Not current-day pop. I am more talking about the “idea” of pop music. The innocence of a pop song really affects me because there’s nothing else that you think about when you’re listening to pop. There’s nothing really to take in except the melody, there’s nothing to think about. It’s the way it affects your brain, the same way that psychedelic music might. It can be something really beautiful and purified. I mean, pop music these days I can’t really speak for. There’s nothing on the radio that I’ve heard and thought I really liked. When we’re in the back of a taxi and we hear something on the radio that’s real, real Top 40 pop today, it’s mostly all pretty terrible in my opinion. I’m more talking about ‘80s Michael Jackson.
The titles of some of your songs like “Why Won’t They Talk To Me,” and “She Just Won’t Believe Me” imply that they’re about certain people or events in your life. Is that the case?
They’re meant to be as ambiguous as possible. They’re very rarely about a specific person. They’re mostly about an emotion I felt from, like, ten different people. Or someone I’ve met or something. Me taking my own experiences and turning them into a story in my head. A story happening to an imaginary person that I can kind of relate to. It’s totally about the feeling more than actual people.
Stream “Apocalypse Dreams” below:
But on “Keep on Lying” it sounds like you do have actual people.
Oh yeah! That’s a recording of people talking. It’s meant to sound like there’s this dinner party going on and music in the background. I think I would have liked to make the people talking louder but I wanted that to be the vibe. People ambience. For me it makes the listener feel even more alienated.

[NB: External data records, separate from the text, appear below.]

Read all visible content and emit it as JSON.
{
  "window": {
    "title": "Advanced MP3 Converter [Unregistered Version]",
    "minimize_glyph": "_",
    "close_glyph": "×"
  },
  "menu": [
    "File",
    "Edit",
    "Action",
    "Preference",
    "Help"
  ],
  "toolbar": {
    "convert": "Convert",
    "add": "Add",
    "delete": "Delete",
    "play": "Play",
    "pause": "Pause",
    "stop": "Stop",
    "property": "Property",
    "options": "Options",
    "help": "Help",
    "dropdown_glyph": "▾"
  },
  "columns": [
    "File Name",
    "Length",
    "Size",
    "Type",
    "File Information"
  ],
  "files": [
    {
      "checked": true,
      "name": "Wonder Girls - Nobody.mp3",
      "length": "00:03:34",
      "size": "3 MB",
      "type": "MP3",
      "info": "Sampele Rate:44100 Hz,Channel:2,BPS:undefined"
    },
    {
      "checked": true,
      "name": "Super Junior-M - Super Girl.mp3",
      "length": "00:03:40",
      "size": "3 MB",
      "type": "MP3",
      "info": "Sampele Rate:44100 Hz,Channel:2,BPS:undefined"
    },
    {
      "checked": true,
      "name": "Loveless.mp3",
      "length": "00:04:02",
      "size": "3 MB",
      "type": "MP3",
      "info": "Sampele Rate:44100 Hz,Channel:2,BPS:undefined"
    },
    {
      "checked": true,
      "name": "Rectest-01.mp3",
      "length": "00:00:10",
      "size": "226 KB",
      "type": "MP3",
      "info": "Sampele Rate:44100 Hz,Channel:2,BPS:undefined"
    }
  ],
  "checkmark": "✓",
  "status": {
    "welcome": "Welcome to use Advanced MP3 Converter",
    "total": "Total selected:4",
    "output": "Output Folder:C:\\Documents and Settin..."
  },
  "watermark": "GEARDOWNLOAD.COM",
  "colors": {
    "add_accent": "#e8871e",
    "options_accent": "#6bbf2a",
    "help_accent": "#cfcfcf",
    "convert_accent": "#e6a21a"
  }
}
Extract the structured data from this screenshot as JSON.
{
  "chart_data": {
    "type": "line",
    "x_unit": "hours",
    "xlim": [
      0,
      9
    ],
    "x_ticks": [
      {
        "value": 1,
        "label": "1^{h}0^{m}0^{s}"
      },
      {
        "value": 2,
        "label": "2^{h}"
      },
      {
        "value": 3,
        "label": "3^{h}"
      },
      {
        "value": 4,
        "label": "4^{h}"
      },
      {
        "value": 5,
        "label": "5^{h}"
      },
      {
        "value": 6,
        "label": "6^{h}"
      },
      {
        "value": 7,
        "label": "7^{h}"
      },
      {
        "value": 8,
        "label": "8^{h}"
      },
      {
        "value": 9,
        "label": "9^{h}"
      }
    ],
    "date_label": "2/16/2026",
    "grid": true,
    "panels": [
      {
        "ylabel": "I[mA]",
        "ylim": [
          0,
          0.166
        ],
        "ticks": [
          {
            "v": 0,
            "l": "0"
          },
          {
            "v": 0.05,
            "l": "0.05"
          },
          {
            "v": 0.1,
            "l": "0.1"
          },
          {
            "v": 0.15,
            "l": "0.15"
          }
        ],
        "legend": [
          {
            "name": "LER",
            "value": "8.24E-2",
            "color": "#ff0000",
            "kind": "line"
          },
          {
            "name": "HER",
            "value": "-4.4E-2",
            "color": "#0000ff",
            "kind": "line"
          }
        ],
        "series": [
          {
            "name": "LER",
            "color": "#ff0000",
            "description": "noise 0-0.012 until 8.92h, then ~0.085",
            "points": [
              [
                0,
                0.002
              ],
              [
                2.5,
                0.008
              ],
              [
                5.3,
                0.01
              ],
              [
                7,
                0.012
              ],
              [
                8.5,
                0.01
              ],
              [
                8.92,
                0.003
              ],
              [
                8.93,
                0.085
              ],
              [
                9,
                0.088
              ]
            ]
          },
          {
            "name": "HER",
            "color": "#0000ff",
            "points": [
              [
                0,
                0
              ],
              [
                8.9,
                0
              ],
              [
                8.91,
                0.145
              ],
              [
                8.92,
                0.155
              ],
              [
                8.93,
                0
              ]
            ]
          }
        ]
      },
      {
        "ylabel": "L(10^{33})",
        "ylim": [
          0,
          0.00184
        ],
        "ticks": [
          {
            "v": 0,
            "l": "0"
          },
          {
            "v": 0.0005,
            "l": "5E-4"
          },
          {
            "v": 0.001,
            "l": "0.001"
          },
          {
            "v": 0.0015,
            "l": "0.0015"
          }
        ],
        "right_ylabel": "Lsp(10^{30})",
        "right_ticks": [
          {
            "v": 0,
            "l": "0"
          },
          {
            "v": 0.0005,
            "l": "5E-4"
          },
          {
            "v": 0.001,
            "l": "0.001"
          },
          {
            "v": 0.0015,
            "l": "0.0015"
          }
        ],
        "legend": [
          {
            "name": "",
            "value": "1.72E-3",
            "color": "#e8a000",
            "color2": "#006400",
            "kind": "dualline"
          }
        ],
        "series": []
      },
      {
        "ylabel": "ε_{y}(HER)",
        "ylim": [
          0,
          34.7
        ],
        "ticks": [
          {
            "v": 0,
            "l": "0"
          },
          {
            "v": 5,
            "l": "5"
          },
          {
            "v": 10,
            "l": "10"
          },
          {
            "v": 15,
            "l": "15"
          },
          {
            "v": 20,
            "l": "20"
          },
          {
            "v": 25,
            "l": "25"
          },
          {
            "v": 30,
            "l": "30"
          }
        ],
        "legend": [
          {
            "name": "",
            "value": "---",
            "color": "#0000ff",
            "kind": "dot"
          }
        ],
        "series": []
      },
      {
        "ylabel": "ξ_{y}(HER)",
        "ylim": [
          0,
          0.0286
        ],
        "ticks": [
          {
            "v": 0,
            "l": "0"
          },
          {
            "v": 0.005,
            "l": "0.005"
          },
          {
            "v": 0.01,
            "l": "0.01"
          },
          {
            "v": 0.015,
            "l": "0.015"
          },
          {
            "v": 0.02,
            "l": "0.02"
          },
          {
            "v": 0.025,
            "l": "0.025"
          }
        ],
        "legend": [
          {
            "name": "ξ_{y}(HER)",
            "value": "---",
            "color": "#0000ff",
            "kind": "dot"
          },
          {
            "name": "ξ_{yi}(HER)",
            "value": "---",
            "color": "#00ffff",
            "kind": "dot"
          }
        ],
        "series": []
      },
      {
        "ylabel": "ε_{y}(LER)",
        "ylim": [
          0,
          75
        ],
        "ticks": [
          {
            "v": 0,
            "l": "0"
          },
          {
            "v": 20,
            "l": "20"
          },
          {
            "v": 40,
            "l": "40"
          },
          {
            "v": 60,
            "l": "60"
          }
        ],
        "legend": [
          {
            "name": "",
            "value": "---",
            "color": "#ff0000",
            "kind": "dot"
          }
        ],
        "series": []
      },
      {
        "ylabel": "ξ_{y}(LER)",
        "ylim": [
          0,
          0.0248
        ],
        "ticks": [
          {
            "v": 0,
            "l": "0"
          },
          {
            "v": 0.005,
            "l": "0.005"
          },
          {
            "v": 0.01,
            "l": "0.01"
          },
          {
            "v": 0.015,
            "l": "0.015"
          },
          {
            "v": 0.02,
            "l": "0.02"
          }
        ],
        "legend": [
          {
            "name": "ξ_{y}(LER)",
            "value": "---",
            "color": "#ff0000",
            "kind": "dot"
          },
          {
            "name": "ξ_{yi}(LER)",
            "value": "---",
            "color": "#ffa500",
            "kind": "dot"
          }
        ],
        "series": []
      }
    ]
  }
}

How do you create “people ambience?”
Most of the track is my Dictaphone actually. I kind of obsessively record sounds wherever I am. Like, if I’m at a train station, I’ll record the trains or a megaphone talking. I love ambient sounds. For me it’s like taking photos. I love the idea of recording a collection or a library of weird sounds of stuff. On that track there’s people laughing and stuff too. All of it was recorded on my dict-a-phone. At the start of the album you can hear someone walking, which is me sticking my recorder outside of a window of a hotel I was staying at. The street had a weird shape to it and it had a cool reverb whenever someone walked by. You see that run through the album. At the end of the album you can hear me walking from the carpark to my local beach in Perth. You can hear my walking on the tar and then the wind blowing and then finally the water where you can hear waves and a girl talking before it chops off. I guess it’s recording my being alone even though I’m not.
Lonerism is out October 9 on Modular Recordings.